Following a consultation last year, EASA published a special condition paper on an initial set of certification requirements for electric and hybrid propulsion systems.
Another type of electric aircraft exists: electric vertical takeoff and landing (eVTOL). These aircraft can operate similarly to a helicopter and are a key component of urban air mobility, which offers new approaches to urban transport and can bypass airports altogether.
EASA is also developing certification procedures for eVTOL aircraft. In 2020, the EASA published a proposed means of compliance and special condition paper for eVTOL certification. Several eVTOL and one fixed-wing aircraft are currently undergoing testing for EASA certificate specification conditions.
This development highlights the importance of openness and engagement between regulators and manufacturers to enable innovation and bring new electric aircraft to market in a shorter timeframe.
Early electric aircraft commercial services
Electric aircraft will be ready for commercial passenger service in Europe during the latter half of this decade. Norwegian regional carrier Widerøe has partnered with Rolls-Royce and Tecnam to develop an electric aircraft capable of serving regional connectivity demand with entry into service in 2026. This development will also work towards a vision of total electrification of domestic air travel in Norway by 2040.
Public service obligation (PSO) routes make up approximately 40% of Widerøe’s network. These routes often have relatively low demand; however, they’re vital for communities, and their economic viability is supported by PSO contracts. The cost advantages at smaller cabin capacities of electric aircraft may help improve the standalone feasibility of these routes.
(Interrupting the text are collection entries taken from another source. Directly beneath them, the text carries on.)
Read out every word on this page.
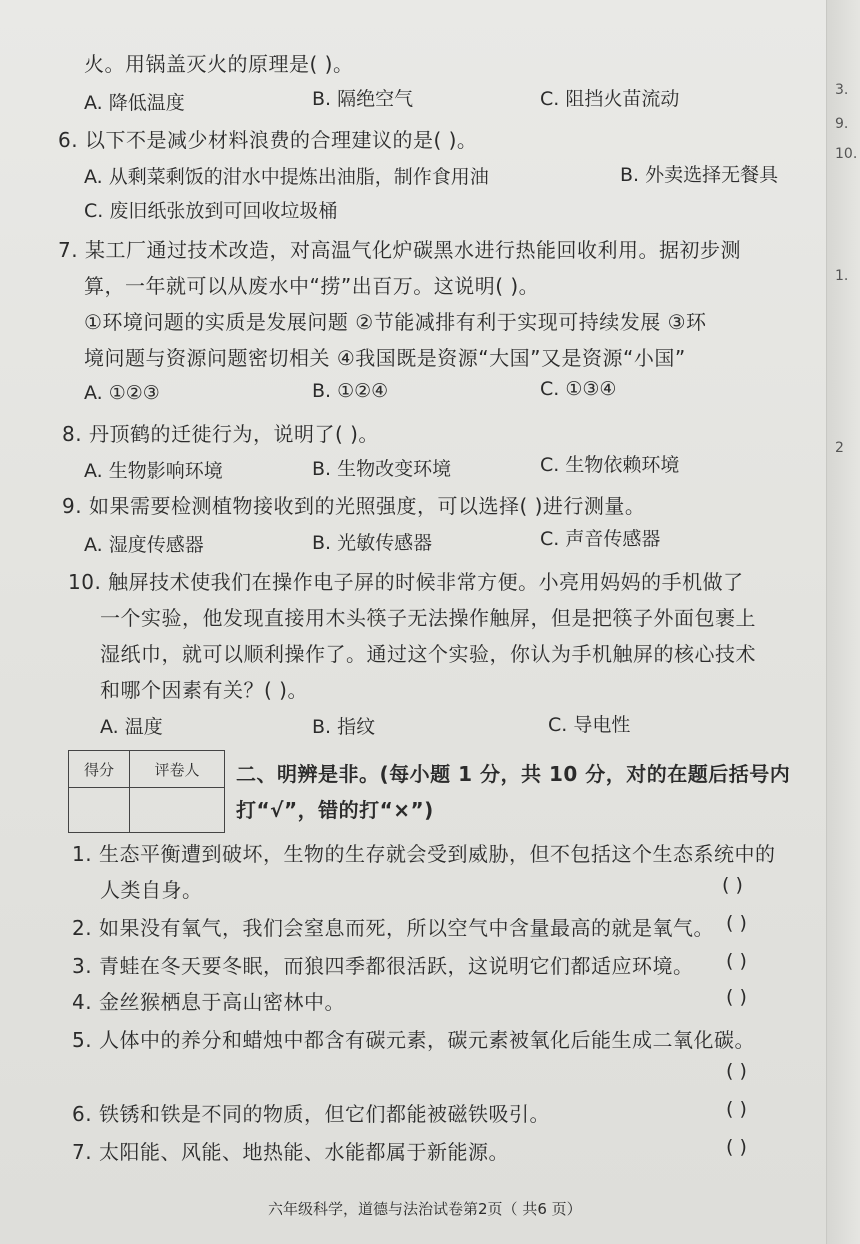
3.
9.
10.
1.
2
火。用锅盖灭火的原理是( )。
A. 降低温度	B. 隔绝空气	C. 阻挡火苗流动
6. 以下不是减少材料浪费的合理建议的是( )。
A. 从剩菜剩饭的泔水中提炼出油脂，制作食用油	B. 外卖选择无餐具
C. 废旧纸张放到可回收垃圾桶
7. 某工厂通过技术改造，对高温气化炉碳黑水进行热能回收利用。据初步测
算，一年就可以从废水中“捞”出百万。这说明( )。
①环境问题的实质是发展问题 ②节能减排有利于实现可持续发展 ③环
境问题与资源问题密切相关 ④我国既是资源“大国”又是资源“小国”
A. ①②③	B. ①②④	C. ①③④
8. 丹顶鹤的迁徙行为，说明了( )。
A. 生物影响环境	B. 生物改变环境	C. 生物依赖环境
9. 如果需要检测植物接收到的光照强度，可以选择( )进行测量。
A. 湿度传感器	B. 光敏传感器	C. 声音传感器
10. 触屏技术使我们在操作电子屏的时候非常方便。小亮用妈妈的手机做了
一个实验，他发现直接用木头筷子无法操作触屏，但是把筷子外面包裹上
湿纸巾，就可以顺利操作了。通过这个实验，你认为手机触屏的核心技术
和哪个因素有关？( )。
A. 温度	B. 指纹	C. 导电性
得分	评卷人
	二、明辨是非。(每小题 1 分，共 10 分，对的在题后括号内
打“√”，错的打“×”)
1. 生态平衡遭到破坏，生物的生存就会受到威胁，但不包括这个生态系统中的
人类自身。	( )
2. 如果没有氧气，我们会窒息而死，所以空气中含量最高的就是氧气。 ( )
3. 青蛙在冬天要冬眠，而狼四季都很活跃，这说明它们都适应环境。 ( )
4. 金丝猴栖息于高山密林中。	( )
5. 人体中的养分和蜡烛中都含有碳元素，碳元素被氧化后能生成二氧化碳。
( )
6. 铁锈和铁是不同的物质，但它们都能被磁铁吸引。	( )
7. 太阳能、风能、地热能、水能都属于新能源。	( )
六年级科学，道德与法治试卷第2页（ 共6 页）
Other European airlines are also exploring the introduction of electric aircraft into their fleets for regional flying. Finnair signed a letter of interest to purchase electric aircraft from Heart Aerospace, and Volotea and Air Nostrum have formed a consortium with Dante Aeronautical to develop an electric aircraft.
At first, commercial services on electric aircraft are likely to be on short-distance routes with relatively low demand volumes (which can serve as a proving ground for the technology) before being deployed on higher volume routes.
Early eVTOL services are most likely to operate between airports, until the social acceptance of a new type of urban transport and off-airport infrastructure developments—notably vertiports—in strategic locations, all of which can integrate with other transport modes for efficient onward journeys.
Connecting communities through electricity
In just five years, passengers in Europe could be traveling onboard an environmentally friendly electric aircraft.
As the technology continues to develop, and as more carriers express their interest in electrifying at least part of their fleets, electric aviation will play an ever-increasing role in connecting communities and transforming the way we travel.